Senior Manager

Req ID:  7686
Job Description: 

Summary

 

The Principal Data Scientist acts as a senior technical and strategic leader, driving high-value data science initiatives that shape the bank’s competitive advantage. This role combines deep expertise in AI/ML with strong business acumen to design, build, and deploy scalable, explainable, and impactful solutions across retail banking, corporate finance, trade services, and risk management. The Principal Data Scientist champions best practices in model development, operationalizes solutions through MLOps, and ensures adherence to regulatory, governance, and ethical standards. Additionally, the role provides mentorship to data science teams, fosters innovation through research and experimentation, and partners with business and technology stakeholders to translate complex analytical insights into actionable strategies and measurable business outcomes.

 

Duties and Responsibilities

  • Lead scalable AI/ML model development with MLOps for deployment, monitoring, and continuous improvement.
  • Translate business challenges into structured data initiatives using reproducible, traceable MLOps practices.
  • Drive innovation with advanced AI, ML, and MLOps techniques like CI/CD and containerization.
  • Ensure MLOps-compliant models with governance, ethical standards, versioning, monitoring, and regulatory compliance.
  • Mentor data scientists in ML methods and MLOps practices, improving operationalization and technical excellence.
  • Collaborate with engineering teams to optimize pipelines, orchestration, and feature stores for production data.
  • Monitor and optimize models through automated pipelines, drift detection, retraining, and continuous performance tracking.
  • Partner across departments embedding AI/ML workflows, supported by MLOps for efficient integration.
  • Communicate analytical results and provide MLOps dashboards, ensuring clarity and influencing strategic decisions.
  • Automate AI/ML lifecycle stages—training, validation, deployment, monitoring—using MLOps to streamline and scale operations.

 

Qualifications: Degree in Data Science, Computer Science, Machine Learning/AI, Statistics, or Applied Mathematics

 

Working Experience: Minimum 10-15 years

Strong academic qualifications, with an advanced degree (Masters or PhD) in a quantitative discipline (typically information technology, computer systems, or mathematics) and advanced software certifications.

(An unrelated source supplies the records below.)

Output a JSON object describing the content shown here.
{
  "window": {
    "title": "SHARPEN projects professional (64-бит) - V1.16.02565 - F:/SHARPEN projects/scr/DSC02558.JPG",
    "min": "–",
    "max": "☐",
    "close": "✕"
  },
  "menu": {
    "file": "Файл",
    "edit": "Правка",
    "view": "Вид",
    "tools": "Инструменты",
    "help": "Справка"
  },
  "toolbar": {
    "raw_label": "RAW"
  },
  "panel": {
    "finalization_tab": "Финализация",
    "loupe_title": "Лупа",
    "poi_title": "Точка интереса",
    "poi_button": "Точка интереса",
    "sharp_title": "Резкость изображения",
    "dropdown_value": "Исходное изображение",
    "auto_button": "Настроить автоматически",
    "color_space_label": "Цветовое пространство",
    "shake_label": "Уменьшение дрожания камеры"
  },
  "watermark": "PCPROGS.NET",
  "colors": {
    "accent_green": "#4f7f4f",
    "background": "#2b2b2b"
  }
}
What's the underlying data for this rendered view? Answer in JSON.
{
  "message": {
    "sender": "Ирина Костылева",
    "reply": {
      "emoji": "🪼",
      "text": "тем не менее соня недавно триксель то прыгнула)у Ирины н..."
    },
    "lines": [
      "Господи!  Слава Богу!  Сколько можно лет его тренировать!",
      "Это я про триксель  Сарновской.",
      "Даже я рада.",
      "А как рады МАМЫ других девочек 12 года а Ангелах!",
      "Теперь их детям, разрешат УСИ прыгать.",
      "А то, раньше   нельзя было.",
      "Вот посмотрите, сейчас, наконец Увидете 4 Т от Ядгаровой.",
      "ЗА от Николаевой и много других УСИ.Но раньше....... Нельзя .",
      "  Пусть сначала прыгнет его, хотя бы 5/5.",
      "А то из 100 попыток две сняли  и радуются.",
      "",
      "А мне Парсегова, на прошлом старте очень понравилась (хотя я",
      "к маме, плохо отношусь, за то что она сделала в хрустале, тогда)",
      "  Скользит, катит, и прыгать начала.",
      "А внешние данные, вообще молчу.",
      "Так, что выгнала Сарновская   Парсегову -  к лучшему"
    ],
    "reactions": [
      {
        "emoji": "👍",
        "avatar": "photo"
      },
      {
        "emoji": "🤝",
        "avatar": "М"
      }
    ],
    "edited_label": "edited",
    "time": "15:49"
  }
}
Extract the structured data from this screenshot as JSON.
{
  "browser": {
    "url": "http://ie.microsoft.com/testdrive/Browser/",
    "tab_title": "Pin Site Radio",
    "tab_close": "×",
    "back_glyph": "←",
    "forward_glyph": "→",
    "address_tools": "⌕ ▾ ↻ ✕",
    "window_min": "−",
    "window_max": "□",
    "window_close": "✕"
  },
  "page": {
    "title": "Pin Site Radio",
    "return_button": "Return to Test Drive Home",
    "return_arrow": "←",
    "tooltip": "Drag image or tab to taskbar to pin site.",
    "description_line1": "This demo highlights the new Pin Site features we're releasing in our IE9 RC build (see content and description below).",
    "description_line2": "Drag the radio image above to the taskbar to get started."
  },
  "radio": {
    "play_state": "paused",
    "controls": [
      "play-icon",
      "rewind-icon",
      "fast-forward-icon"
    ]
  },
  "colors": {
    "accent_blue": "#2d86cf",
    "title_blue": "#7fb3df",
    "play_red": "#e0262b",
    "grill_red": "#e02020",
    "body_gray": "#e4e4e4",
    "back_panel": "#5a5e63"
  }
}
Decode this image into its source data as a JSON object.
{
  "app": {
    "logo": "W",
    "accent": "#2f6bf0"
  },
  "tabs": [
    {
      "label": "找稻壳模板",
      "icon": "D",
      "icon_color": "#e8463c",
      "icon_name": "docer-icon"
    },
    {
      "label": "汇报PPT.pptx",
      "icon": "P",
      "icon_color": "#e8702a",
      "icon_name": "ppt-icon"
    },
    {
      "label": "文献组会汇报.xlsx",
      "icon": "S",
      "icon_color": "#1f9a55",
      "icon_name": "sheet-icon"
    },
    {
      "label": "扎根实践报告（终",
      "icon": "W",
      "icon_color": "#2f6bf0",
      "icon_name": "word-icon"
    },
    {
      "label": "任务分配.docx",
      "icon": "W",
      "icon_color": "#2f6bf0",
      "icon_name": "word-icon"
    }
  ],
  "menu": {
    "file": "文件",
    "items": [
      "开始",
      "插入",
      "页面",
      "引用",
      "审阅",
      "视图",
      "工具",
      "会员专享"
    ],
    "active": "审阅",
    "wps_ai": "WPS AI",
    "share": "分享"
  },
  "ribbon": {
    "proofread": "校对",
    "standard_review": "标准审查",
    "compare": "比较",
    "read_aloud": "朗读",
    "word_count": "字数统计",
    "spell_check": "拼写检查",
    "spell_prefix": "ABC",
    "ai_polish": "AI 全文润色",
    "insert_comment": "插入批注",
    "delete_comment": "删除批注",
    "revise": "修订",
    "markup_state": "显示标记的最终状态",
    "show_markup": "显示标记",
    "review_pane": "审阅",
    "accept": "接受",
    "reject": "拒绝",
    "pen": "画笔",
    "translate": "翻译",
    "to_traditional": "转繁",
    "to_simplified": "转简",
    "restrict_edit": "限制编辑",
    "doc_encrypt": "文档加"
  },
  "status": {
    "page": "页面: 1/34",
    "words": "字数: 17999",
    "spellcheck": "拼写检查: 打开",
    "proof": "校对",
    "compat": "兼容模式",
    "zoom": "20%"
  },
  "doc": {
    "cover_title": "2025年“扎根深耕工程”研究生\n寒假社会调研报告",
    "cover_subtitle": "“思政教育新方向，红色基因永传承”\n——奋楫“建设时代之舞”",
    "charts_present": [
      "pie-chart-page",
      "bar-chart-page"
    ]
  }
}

■ Extensive experience in information technology analytics infrastructure, business systems analysis, business intelligence, application design, development, testing/software QA, implementation, coding, data modeling and reporting.

■ Broad based experience with rapid prototyping & production implementation on large datasets (terabytes/petabytes), being aware of efficient algorithmic design, memory and cpu usage/ scalability.

■ In-depth experience developing advanced models impacting business & derived from business analytics utilizing the landscape of structured, unstructured data, transactional data, text and speech analytics.